Start at docs/gosentry/index.md for:
- a code/architecture map (features β files),
- the recommended dev loop (fast feedback),
- CI entrypoints and benchmark scripts.
This work is inspired by the previously developed go-panikint. It adds overflow/underflow detection for integer arithmetic operations and (optionally) type truncation detection for integer conversions. When overflow or truncation is detected, a panic with a detailed error message is triggered, including the specific operation type and integer types involved.
Arithmetic operations: Handles addition +, subtraction -, multiplication *, and division / for both signed and unsigned integer types.

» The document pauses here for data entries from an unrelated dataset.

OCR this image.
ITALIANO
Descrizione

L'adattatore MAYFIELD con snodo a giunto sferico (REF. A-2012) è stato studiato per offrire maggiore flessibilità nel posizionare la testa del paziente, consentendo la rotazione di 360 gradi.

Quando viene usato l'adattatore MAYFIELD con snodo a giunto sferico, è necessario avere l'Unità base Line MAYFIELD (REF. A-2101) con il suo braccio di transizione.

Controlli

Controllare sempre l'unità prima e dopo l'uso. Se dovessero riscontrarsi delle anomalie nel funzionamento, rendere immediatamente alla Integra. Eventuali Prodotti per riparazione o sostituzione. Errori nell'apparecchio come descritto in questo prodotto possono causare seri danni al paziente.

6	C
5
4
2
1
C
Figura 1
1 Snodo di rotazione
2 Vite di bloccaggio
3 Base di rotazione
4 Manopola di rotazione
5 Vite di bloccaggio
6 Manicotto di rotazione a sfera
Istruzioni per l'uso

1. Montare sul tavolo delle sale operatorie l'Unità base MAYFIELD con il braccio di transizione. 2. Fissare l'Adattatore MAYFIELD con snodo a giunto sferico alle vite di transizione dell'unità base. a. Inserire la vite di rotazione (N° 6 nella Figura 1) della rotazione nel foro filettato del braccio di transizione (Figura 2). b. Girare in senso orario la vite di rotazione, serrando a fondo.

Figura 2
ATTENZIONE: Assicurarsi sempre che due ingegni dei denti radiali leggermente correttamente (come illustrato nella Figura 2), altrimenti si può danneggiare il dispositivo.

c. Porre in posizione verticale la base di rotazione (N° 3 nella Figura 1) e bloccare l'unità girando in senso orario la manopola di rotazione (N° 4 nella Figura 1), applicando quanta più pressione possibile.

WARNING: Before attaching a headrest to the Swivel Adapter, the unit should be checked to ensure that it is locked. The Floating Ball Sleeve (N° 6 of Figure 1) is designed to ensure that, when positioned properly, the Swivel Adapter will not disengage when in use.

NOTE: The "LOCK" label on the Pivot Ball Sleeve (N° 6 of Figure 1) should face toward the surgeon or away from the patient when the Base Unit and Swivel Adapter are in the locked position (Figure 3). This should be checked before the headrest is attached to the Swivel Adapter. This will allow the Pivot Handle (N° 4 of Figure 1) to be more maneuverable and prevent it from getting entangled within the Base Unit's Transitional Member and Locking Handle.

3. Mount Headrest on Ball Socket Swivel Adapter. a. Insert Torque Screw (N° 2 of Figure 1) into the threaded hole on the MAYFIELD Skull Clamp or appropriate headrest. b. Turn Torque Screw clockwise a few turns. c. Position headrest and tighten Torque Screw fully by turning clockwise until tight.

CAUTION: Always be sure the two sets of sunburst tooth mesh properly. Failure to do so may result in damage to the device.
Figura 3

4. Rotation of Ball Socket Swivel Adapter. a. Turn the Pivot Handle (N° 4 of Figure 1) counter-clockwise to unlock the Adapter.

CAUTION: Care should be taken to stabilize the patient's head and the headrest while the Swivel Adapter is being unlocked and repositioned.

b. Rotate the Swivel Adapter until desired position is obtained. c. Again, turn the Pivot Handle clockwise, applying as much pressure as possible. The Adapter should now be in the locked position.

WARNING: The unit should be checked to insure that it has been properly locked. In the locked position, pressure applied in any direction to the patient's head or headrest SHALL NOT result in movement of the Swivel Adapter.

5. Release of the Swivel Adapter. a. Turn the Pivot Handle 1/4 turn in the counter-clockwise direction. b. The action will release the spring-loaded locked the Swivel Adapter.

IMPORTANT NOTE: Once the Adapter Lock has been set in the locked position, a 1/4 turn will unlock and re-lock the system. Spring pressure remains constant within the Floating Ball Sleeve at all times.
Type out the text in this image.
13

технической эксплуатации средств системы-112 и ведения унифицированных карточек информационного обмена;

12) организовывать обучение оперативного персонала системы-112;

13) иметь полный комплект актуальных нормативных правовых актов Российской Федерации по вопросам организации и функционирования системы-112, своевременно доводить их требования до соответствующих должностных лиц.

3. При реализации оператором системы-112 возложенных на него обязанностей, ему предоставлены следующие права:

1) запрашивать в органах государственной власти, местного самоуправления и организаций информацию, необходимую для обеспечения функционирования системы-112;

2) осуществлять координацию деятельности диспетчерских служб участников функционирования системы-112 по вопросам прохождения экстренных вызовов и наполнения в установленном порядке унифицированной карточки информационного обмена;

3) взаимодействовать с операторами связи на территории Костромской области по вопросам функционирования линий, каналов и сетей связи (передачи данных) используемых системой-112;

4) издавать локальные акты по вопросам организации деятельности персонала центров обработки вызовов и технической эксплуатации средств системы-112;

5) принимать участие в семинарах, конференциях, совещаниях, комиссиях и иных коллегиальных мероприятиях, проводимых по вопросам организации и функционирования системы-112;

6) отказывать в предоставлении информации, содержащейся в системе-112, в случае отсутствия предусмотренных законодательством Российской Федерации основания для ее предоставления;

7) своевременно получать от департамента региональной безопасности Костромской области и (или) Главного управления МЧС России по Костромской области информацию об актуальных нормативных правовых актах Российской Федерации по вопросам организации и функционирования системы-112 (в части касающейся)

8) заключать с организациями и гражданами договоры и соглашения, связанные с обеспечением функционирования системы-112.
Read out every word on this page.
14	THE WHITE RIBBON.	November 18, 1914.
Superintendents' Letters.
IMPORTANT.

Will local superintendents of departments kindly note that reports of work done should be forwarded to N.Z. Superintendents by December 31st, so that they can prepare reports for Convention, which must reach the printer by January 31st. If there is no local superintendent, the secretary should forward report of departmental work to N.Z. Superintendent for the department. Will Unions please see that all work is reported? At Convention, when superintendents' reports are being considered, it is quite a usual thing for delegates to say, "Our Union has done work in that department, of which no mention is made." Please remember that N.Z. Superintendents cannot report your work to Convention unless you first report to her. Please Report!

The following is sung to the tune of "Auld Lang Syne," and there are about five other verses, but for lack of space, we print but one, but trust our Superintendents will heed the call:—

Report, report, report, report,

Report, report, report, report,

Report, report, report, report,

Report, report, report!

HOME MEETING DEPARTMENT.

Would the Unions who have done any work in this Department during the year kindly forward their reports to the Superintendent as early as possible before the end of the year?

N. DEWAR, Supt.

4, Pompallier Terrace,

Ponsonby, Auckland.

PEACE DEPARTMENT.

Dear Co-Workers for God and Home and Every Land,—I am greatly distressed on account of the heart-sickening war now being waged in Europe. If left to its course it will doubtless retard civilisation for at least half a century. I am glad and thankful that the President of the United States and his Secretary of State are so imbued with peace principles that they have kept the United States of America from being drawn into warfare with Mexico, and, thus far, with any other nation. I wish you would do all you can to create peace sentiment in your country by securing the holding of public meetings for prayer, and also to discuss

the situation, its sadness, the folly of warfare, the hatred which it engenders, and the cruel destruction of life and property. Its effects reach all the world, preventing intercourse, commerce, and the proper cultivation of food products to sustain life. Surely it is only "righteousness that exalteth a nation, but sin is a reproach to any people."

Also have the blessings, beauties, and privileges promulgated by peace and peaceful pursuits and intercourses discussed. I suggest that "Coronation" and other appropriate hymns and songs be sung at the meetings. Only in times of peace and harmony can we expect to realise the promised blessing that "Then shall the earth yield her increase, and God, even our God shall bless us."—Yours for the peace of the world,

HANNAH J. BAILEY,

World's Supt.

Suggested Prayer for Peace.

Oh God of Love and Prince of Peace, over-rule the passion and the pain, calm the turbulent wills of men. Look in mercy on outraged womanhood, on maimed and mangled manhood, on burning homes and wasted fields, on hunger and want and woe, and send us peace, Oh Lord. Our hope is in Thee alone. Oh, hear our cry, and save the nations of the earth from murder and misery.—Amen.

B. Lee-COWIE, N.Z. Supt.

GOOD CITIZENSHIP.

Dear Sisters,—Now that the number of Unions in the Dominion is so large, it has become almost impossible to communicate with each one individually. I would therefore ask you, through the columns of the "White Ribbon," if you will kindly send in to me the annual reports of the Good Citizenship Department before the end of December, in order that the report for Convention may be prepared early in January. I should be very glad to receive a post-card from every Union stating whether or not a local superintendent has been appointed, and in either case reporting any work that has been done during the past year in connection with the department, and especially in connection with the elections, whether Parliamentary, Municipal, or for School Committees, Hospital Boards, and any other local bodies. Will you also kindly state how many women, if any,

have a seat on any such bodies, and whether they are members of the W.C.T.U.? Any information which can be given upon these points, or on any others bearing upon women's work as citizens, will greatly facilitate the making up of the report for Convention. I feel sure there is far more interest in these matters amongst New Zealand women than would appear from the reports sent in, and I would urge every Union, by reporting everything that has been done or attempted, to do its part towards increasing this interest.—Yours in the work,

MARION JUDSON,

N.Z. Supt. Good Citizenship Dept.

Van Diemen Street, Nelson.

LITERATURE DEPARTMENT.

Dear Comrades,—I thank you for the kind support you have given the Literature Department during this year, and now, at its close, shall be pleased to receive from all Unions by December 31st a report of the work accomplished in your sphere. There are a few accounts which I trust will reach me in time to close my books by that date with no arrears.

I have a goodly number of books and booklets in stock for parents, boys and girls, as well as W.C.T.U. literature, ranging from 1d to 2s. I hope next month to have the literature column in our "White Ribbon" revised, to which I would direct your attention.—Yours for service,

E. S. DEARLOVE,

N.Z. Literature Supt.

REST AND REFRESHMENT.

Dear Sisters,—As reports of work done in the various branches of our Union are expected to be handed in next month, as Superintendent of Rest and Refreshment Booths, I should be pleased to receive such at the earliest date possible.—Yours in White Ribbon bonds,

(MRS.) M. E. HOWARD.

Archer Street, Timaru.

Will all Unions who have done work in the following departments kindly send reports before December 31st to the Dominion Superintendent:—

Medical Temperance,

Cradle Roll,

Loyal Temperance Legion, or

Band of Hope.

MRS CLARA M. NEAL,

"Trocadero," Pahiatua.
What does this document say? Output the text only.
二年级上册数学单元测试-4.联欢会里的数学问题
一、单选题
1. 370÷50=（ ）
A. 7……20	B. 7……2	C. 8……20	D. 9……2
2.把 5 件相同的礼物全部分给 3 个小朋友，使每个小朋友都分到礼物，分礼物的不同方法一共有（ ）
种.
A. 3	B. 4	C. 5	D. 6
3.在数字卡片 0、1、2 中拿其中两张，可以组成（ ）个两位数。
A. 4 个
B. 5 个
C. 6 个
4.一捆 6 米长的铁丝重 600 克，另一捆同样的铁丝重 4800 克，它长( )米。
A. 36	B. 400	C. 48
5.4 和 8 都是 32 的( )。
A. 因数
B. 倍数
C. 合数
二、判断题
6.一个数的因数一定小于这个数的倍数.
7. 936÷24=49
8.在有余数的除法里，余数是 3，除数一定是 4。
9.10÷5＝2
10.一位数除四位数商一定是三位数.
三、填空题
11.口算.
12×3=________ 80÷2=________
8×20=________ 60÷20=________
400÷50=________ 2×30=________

For signed integers, covers int8, int16, int32. For unsigned integers, covers uint8, uint16, uint32, uint64. The division case specifically detects the MIN_INT / -1 overflow condition for signed integers. int64 and uintptr are not checked for arithmetic operations.
Type truncation detection: Detects potentially lossy integer type conversions. Covers all integer types: int8, int16, int32, int64, uint8, uint16, uint32, uint64. Excludes uintptr due to platform-dependent usage. This is disabled by default.
Overflow detection is enabled by default. To disable it, add GOFLAGS='-gcflags=-overflowdetect=false' before your ./make.bash. You can also enable truncation issues checker with: -gcflags=-truncationdetect=true
This feature patches the compiler SSA generation so that integer arithmetic operations and integer conversions get extra runtime checks that call into the runtime to panic with a detailed error message when a bug is detected. Checks are applied using source-location-based filtering so user code is instrumented while standard library files and dependencies (module cache and vendor/) are skipped.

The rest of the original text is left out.